Never has one kind of wine been so confusing to so many people. Once, all sparkling was called champagne, even if it didn’t come from the Champagne region of France. Today, for a variety of reasons, only bubbly that comes from Champagne can be called Champagne — which, as it turns out, is perfectly fine with producers in Spain, where it’s called cava; in Italy, where it’s called Prosecco; and in the rest of the France, where it’s called cremant.

Those wines, which cost a fraction of the price of Champagne, are markedly improved in quality and deliver value far above their price. Yes, there is nothing like Champagne, but if you want to spend $20 or less, there are literally hundreds of great wines to choose from.

These wines are just a glimpse of what’s available:

• Miguel Pons Cava Brut Nature ($16): This cava is soft and generous, with sweet lemon fruit and bubbles that won’t quit. It doesn’t have the edge that many other cavas have, but that’s not a problem.

• Gloria Ferrer Sonoma Brut ($15): A California sparkler that never disappoints. Look for a bit of spice, minerals, apple fruit and even a certain yeastiness, which is usually found only in more expensive wines.

• Francois Labet Cremant Brut ($15): Outstanding chardonnay-based effort from Burgundy region of France that has some apple, wonderful bubbles and even a bit of caramel in the back. Not as fruity as cava, but more austere than real Champagne.

Jeff Siegel’s weekly wine reviews appear every Wednesday.

 

Ask the wine guy

Q. Why does sparkling wine have bubbles?

A. It’s from carbonation, just like soft drinks — though the process is much more complicated with champagne-style wines and involves two rounds of fermentation, as opposed to one for still wine. The second round produces the bubbles.

ASK The Wine Guy taste@advocatemag.com

 

With your wine: Texas pecan cake

Pecans, though popular in Texas and the South, aren’t as well-known in the rest of the world. This knockoff of a Spanish-style almond cake shows just how versatile pecans can be.

Grocery List

2 eggs
1 c sugar
1/3 c oil
1/2 c milk
3/4 c flour
1/4 c ground pecans
3/4 tsp baking powder
3 Tbsp pecan pieces
powdered sugar for garnishing

Directions

1. Beat eggs in a large bowl.
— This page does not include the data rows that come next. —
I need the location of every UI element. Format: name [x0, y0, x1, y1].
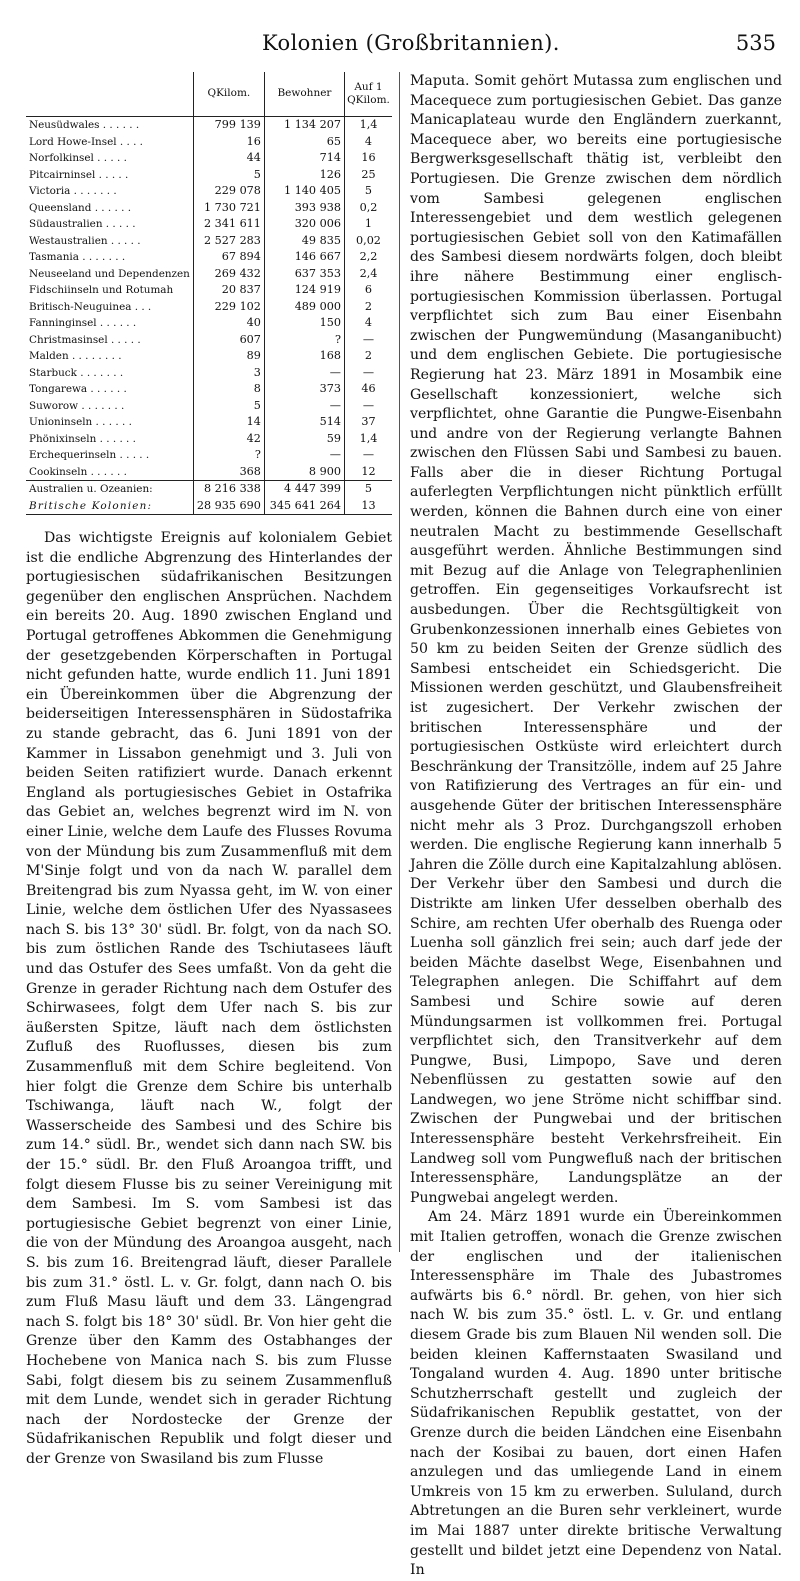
row-density: 5	[344, 481, 392, 498]
table-row	[26, 282, 392, 299]
row-density: 0,02	[344, 233, 392, 250]
left-column	[26, 72, 392, 1470]
table-row	[26, 315, 392, 332]
row-name: Pitcairninsel . . . . .	[29, 168, 129, 181]
row-density: 16	[344, 150, 392, 167]
row-name: Tasmania . . . . . . .	[29, 251, 126, 264]
table-header-density: Auf 1 QKilom.	[344, 72, 392, 117]
row-population: —	[264, 447, 344, 464]
row-population: 514	[264, 414, 344, 431]
row-density: 2,4	[344, 266, 392, 283]
row-area: 67 894	[193, 249, 264, 266]
row-population: ?	[264, 332, 344, 349]
row-density: 2	[344, 348, 392, 365]
table-body	[26, 117, 392, 515]
table-row	[26, 249, 392, 266]
table-row	[26, 216, 392, 233]
row-name: Christmasinsel . . . . .	[29, 333, 141, 346]
row-area: 16	[193, 134, 264, 151]
paragraph: Das wichtigste Ereignis auf kolonialem Gebiet ist die endliche Abgrenzung des Hinterlandes der portugiesischen südafrikanischen Besitzungen gegenüber den englischen Ansprüchen. Nachdem ein bereits 20. Aug. 1890 zwischen England und Portugal getroffenes Abkommen die Genehmigung der gesetzgebenden Körperschaften in Portugal nicht gefunden hatte, wurde endlich 11. Juni 1891 ein Übereinkommen über die Abgrenzung der beiderseitigen Interessensphären in Südostafrika zu stande gebracht, das 6. Juni 1891 von der Kammer in Lissabon genehmigt und 3. Juli von beiden Seiten ratifiziert wurde. Danach erkennt England als portugiesisches Gebiet in Ostafrika das Gebiet an, welches begrenzt wird im N. von einer Linie, welche dem Laufe des Flusses Rovuma von der Mündung bis zum Zusammenfluß mit dem M'Sinje folgt und von da nach W. parallel dem Breitengrad bis zum Nyassa geht, im W. von einer Linie, welche dem östlichen Ufer des Nyassasees nach S. bis 13° 30' südl. Br. folgt, von da nach SO. bis zum östlichen Rande des Tschiutasees läuft und das Ostufer des Sees umfaßt. Von da geht die Grenze in gerader Richtung nach dem Ostufer des Schirwasees, folgt dem Ufer nach S. bis zur äußersten Spitze, läuft nach dem östlichsten Zufluß des Ruoflusses, diesen bis zum Zusammenfluß mit dem Schire begleitend. Von hier folgt die Grenze dem Schire bis unterhalb Tschiwanga, läuft nach W., folgt der Wasserscheide des Sambesi und des Schire bis zum 14.° südl. Br., wendet sich dann nach SW. bis der 15.° südl. Br. den Fluß Aroangoa trifft, und folgt diesem Flusse bis zu seiner Vereinigung mit dem Sambesi. Im S. vom Sambesi ist das portugiesische Gebiet begrenzt von einer Linie, die von der Mündung des Aroangoa ausgeht, nach S. bis zum 16. Breitengrad läuft, dieser Parallele bis zum 31.° östl. L. v. Gr. folgt, dann nach O. bis zum Fluß Masu läuft und dem 33. Längengrad nach S. folgt bis 18° 30' südl. Br. Von hier geht die Grenze über den Kamm des Ostabhanges der Hochebene von Manica nach S. bis zum Flusse Sabi, folgt diesem bis zu seinem Zusammenfluß mit dem Lunde, wendet sich in gerader Richtung nach der Nordostecke der Grenze der Südafrikanischen Republik und folgt dieser und der Grenze von Swasiland bis zum Flusse	[26, 530, 392, 1467]
table-row	[26, 464, 392, 481]
row-area: 229 102	[193, 299, 264, 316]
row-area: 42	[193, 431, 264, 448]
colonies-table	[26, 72, 392, 515]
row-population: 637 353	[264, 266, 344, 283]
row-name: Erchequerinseln . . . . .	[29, 449, 150, 462]
row-name: Fanninginsel . . . . . .	[29, 317, 137, 330]
row-area: 2 341 611	[193, 216, 264, 233]
row-area: 89	[193, 348, 264, 365]
row-name: Queensland . . . . . .	[29, 201, 132, 214]
table-row	[26, 233, 392, 250]
table-header-population: Bewohner	[264, 72, 344, 117]
row-area: 368	[193, 464, 264, 481]
row-area: 40	[193, 315, 264, 332]
row-name: Australien u. Ozeanien:	[26, 481, 193, 498]
row-density: 1	[344, 216, 392, 233]
row-name: Norfolkinsel . . . . .	[29, 152, 127, 165]
right-column	[410, 72, 782, 1581]
table-row	[26, 167, 392, 184]
row-area: 5	[193, 167, 264, 184]
row-area: 44	[193, 150, 264, 167]
row-population: 320 006	[264, 216, 344, 233]
row-name: Unioninseln . . . . . .	[29, 416, 132, 429]
row-population: 124 919	[264, 282, 344, 299]
row-density: 1,4	[344, 117, 392, 134]
table-row	[26, 266, 392, 283]
table-row	[26, 348, 392, 365]
row-population: 59	[264, 431, 344, 448]
row-name: Tongarewa . . . . . .	[29, 383, 127, 396]
row-density: 13	[344, 498, 392, 515]
table-row	[26, 299, 392, 316]
row-name: Südaustralien . . . . .	[29, 218, 136, 231]
row-population: 373	[264, 381, 344, 398]
row-population: 65	[264, 134, 344, 151]
row-density: 2	[344, 299, 392, 316]
row-population: 150	[264, 315, 344, 332]
row-density: —	[344, 447, 392, 464]
row-area: 269 432	[193, 266, 264, 283]
row-population: 168	[264, 348, 344, 365]
row-area: 607	[193, 332, 264, 349]
row-density: —	[344, 332, 392, 349]
row-area: 229 078	[193, 183, 264, 200]
row-area: 8	[193, 381, 264, 398]
row-population: 1 140 405	[264, 183, 344, 200]
row-name: Britische Kolonien:	[26, 498, 193, 515]
row-area: 28 935 690	[193, 498, 264, 515]
row-name: Lord Howe-Insel . . . .	[29, 135, 143, 148]
row-area: 20 837	[193, 282, 264, 299]
row-density: 12	[344, 464, 392, 481]
running-title: Kolonien (Großbritannien).	[262, 31, 560, 55]
row-density: 1,4	[344, 431, 392, 448]
left-body-text	[26, 529, 392, 1470]
row-population: 489 000	[264, 299, 344, 316]
row-population: 146 667	[264, 249, 344, 266]
row-name: Starbuck . . . . . . .	[29, 366, 124, 379]
row-name: Victoria . . . . . . .	[29, 185, 117, 198]
row-population: 4 447 399	[264, 481, 344, 498]
row-density: 2,2	[344, 249, 392, 266]
table-row	[26, 200, 392, 217]
row-area: 14	[193, 414, 264, 431]
table-row	[26, 431, 392, 448]
row-area: ?	[193, 447, 264, 464]
table-row	[26, 481, 392, 498]
row-population: 49 835	[264, 233, 344, 250]
page-number: 535	[735, 31, 776, 55]
row-area: 1 730 721	[193, 200, 264, 217]
table-header-area: QKilom.	[193, 72, 264, 117]
table-row	[26, 134, 392, 151]
row-name: Neusüdwales . . . . . .	[29, 119, 140, 132]
row-name: Fidschiinseln und Rotumah	[29, 284, 174, 297]
row-name: Westaustralien . . . . .	[29, 234, 141, 247]
row-name: Phönixinseln . . . . . .	[29, 432, 136, 445]
row-population: 8 900	[264, 464, 344, 481]
table-row	[26, 447, 392, 464]
row-area: 2 527 283	[193, 233, 264, 250]
table-row	[26, 381, 392, 398]
row-density: 37	[344, 414, 392, 431]
row-population: 393 938	[264, 200, 344, 217]
row-population: 1 134 207	[264, 117, 344, 134]
column-divider	[399, 72, 400, 1252]
table-row	[26, 117, 392, 134]
table-row	[26, 332, 392, 349]
table-row	[26, 414, 392, 431]
row-name: Suworow . . . . . . .	[29, 399, 125, 412]
row-density: 25	[344, 167, 392, 184]
table-row	[26, 398, 392, 415]
paragraph: Maputa. Somit gehört Mutassa zum englischen und Macequece zum portugiesischen Gebiet. Das ganze Manicaplateau wurde den Engländern zuerkannt, Macequece aber, wo bereits eine portugiesische Bergwerksgesellschaft thätig ist, verbleibt den Portugiesen. Die Grenze zwischen dem nördlich vom Sambesi gelegenen englischen Interessengebiet und dem westlich gelegenen portugiesischen Gebiet soll von den Katimafällen des Sambesi diesem nordwärts folgen, doch bleibt ihre nähere Bestimmung einer englisch-portugiesischen Kommission überlassen. Portugal verpflichtet sich zum Bau einer Eisenbahn zwischen der Pungwemündung (Masanganibucht) und dem englischen Gebiete. Die portugiesische Regierung hat 23. März 1891 in Mosambik eine Gesellschaft konzessioniert, welche sich verpflichtet, ohne Garantie die Pungwe-Eisenbahn und andre von der Regierung verlangte Bahnen zwischen den Flüssen Sabi und Sambesi zu bauen. Falls aber die in dieser Richtung Portugal auferlegten Verpflichtungen nicht pünktlich erfüllt werden, können die Bahnen durch eine von einer neutralen Macht zu bestimmende Gesellschaft ausgeführt werden. Ähnliche Bestimmungen sind mit Bezug auf die Anlage von Telegraphenlinien getroffen. Ein gegenseitiges Vorkaufsrecht ist ausbedungen. Über die Rechtsgültigkeit von Grubenkonzessionen innerhalb eines Gebietes von 50 km zu beiden Seiten der Grenze südlich des Sambesi entscheidet ein Schiedsgericht. Die Missionen werden geschützt, und Glaubensfreiheit ist zugesichert. Der Verkehr zwischen der britischen Interessensphäre und der portugiesischen Ostküste wird erleichtert durch Beschränkung der Transitzölle, indem auf 25 Jahre von Ratifizierung des Vertrages an für ein- und ausgehende Güter der britischen Interessensphäre nicht mehr als 3 Proz. Durchgangszoll erhoben werden. Die englische Regierung kann innerhalb 5 Jahren die Zölle durch eine Kapitalzahlung ablösen. Der Verkehr über den Sambesi und durch die Distrikte am linken Ufer desselben oberhalb des Schire, am rechten Ufer oberhalb des Ruenga oder Luenha soll gänzlich frei sein; auch darf jede der beiden Mächte daselbst Wege, Eisenbahnen und Telegraphen anlegen. Die Schiffahrt auf dem Sambesi und Schire sowie auf deren Mündungsarmen ist vollkommen frei. Portugal verpflichtet sich, den Transitverkehr auf dem Pungwe, Busi, Limpopo, Save und deren Nebenflüssen zu gestatten sowie auf den Landwegen, wo jene Ströme nicht schiffbar sind. Zwischen der Pungwebai und der britischen Interessensphäre besteht Verkehrsfreiheit. Ein Landweg soll vom Pungwefluß nach der britischen Interessensphäre, Landungsplätze an der Pungwebai angelegt werden.	[410, 73, 782, 1206]
row-area: 8 216 338	[193, 481, 264, 498]
table-row	[26, 498, 392, 515]
row-area: 3	[193, 365, 264, 382]
row-density: 4	[344, 315, 392, 332]
row-area: 5	[193, 398, 264, 415]
row-density: 46	[344, 381, 392, 398]
row-density: —	[344, 398, 392, 415]
row-density: 6	[344, 282, 392, 299]
page-header	[0, 28, 800, 60]
table-row	[26, 365, 392, 382]
row-area: 799 139	[193, 117, 264, 134]
row-density: 0,2	[344, 200, 392, 217]
table-row	[26, 183, 392, 200]
table-header-row	[26, 72, 392, 117]
table-row	[26, 150, 392, 167]
row-population: 714	[264, 150, 344, 167]
row-density: —	[344, 365, 392, 382]
paragraph: Am 24. März 1891 wurde ein Übereinkommen mit Italien getroffen, wonach die Grenze zwischen der englischen und der italienischen Interessensphäre im Thale des Jubastromes aufwärts bis 6.° nördl. Br. gehen, von hier sich nach W. bis zum 35.° östl. L. v. Gr. und entlang diesem Grade bis zum Blauen Nil wenden soll. Die beiden kleinen Kaffernstaaten Swasiland und Tongaland wurden 4. Aug. 1890 unter britische Schutzherrschaft gestellt und zugleich der Südafrikanischen Republik gestattet, von der Grenze durch die beiden Ländchen eine Eisenbahn nach der Kosibai zu bauen, dort einen Hafen anzulegen und das umliegende Land in einem Umkreis von 15 km zu erwerben. Sululand, durch Abtretungen an die Buren sehr verkleinert, wurde im Mai 1887 unter direkte britische Verwaltung gestellt und bildet jetzt eine Dependenz von Natal. In	[410, 1209, 782, 1579]
row-density: 5	[344, 183, 392, 200]
table-header-name	[26, 72, 193, 117]
row-density: 4	[344, 134, 392, 151]
row-name: Cookinseln . . . . . .	[29, 465, 127, 478]
row-population: —	[264, 398, 344, 415]
row-name: Britisch-Neuguinea . . .	[29, 300, 152, 313]
row-population: 126	[264, 167, 344, 184]
row-population: —	[264, 365, 344, 382]
row-name: Neuseeland und Dependenzen	[29, 267, 190, 280]
row-population: 345 641 264	[264, 498, 344, 515]
row-name: Malden . . . . . . . .	[29, 350, 122, 363]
Stir in sugar and oil, and then add milk, flour, ground pecans, and baking powder. Mix well.

2. Pour the batter into a greased and floured 9-inch pie plate. Sprinkle pecan pieces on top. Bake in preheated 350-degree oven for 25 minutes or until a toothpick inserted into the center comes out clean. Garnish with powdered sugar.

Makes one 9-inch cake; takes 45 minutes to an hour.